L’enquête de la police espagnole a révélé que dès leur entrée en Espagne, ces femmes étaient conduites dans des appartements à Barcelone et Tarragone où elles étaient contraintes de se prostituer, au prétexte qu’elles devaient d’abord rembourser les frais de leur transfert en Espagne. Ces frais ou dettes, au montant fixes, étaient évalués par les criminels de ce réseau à 5000 euros, afin de les contraindre à accepter la traite qui leur était imposée. Ces femmes étaient séquestrées sous la menace des membres du réseau, qui leur interdisaient formellement de quitter les lieux où elles sont exploitées, de crainte qu’elles ne portent plainte auprès des autorités.

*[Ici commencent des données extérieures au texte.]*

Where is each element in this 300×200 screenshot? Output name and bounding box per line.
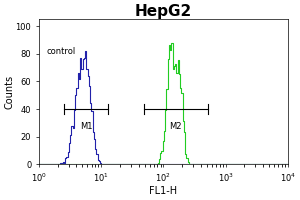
X-axis label: FL1-H: FL1-H xyxy=(149,186,177,196)
Title: HepG2: HepG2 xyxy=(135,4,192,19)
Text: M1: M1 xyxy=(80,122,92,131)
Text: control: control xyxy=(46,47,75,56)
Text: M2: M2 xyxy=(169,122,182,131)
Y-axis label: Counts: Counts xyxy=(4,75,14,109)
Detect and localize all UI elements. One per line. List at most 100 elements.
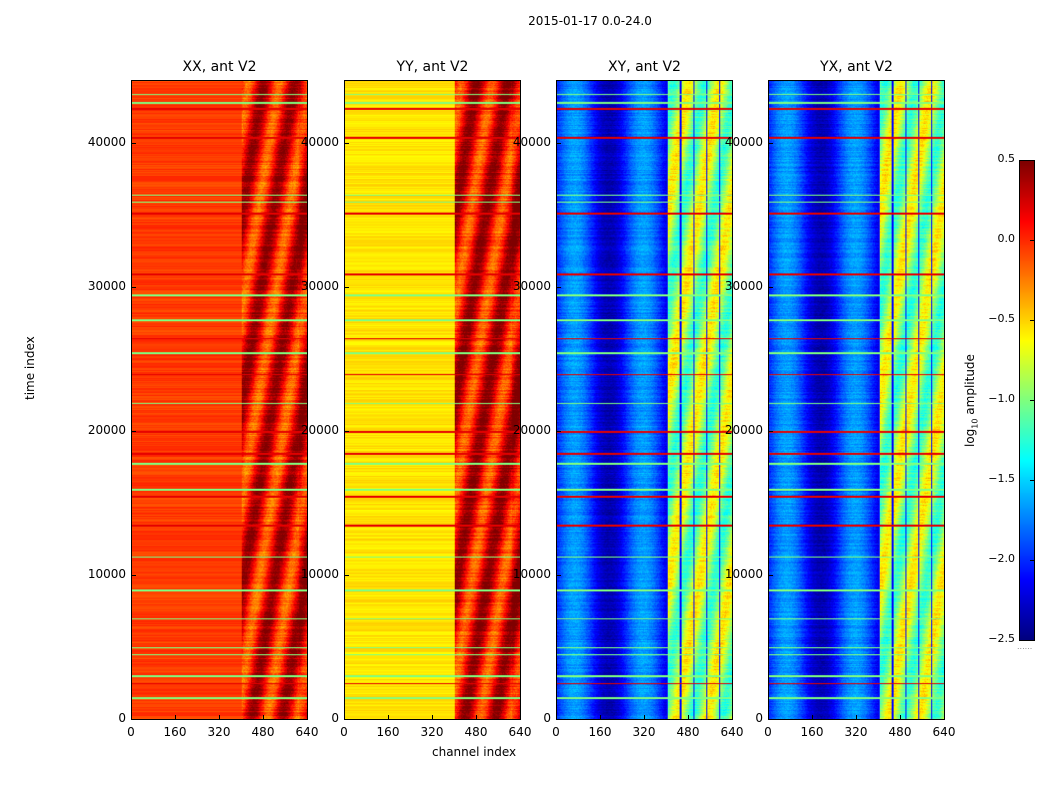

Malgré le strict contrôle et l’enfermement imposés à ces femmes, la police espagnole a fini par découvrir cette activité criminelle et a procédé à un coup de filet dans les appartements concernés. En tout, 14 personnes, membres de réseau criminel, ont été arrêtées à Barcelone, et une autre à Tarragone. Un butin de 116.000 euros caché dans différents lieux discrets dans ces appartements a été saisi, en plus de divers autres produits et matériels liés à l’exercice de la prostitution.
La police espagnole avait, selon le quotidien, placé les appartements suspects sous surveillance depuis plusieurs jours, après que l’une des victimes a réussi à contacter des agents discrètement, leur révélant l’existence de ce trafic. Cette affaire en cache en fait bien d’autres: ces dernières années, en Espagne, une prolifération sans précédent de réseaux d’exploitation et de traite d’êtres humains est constatée, conséquence de la pression migratoire actuelle en Europe.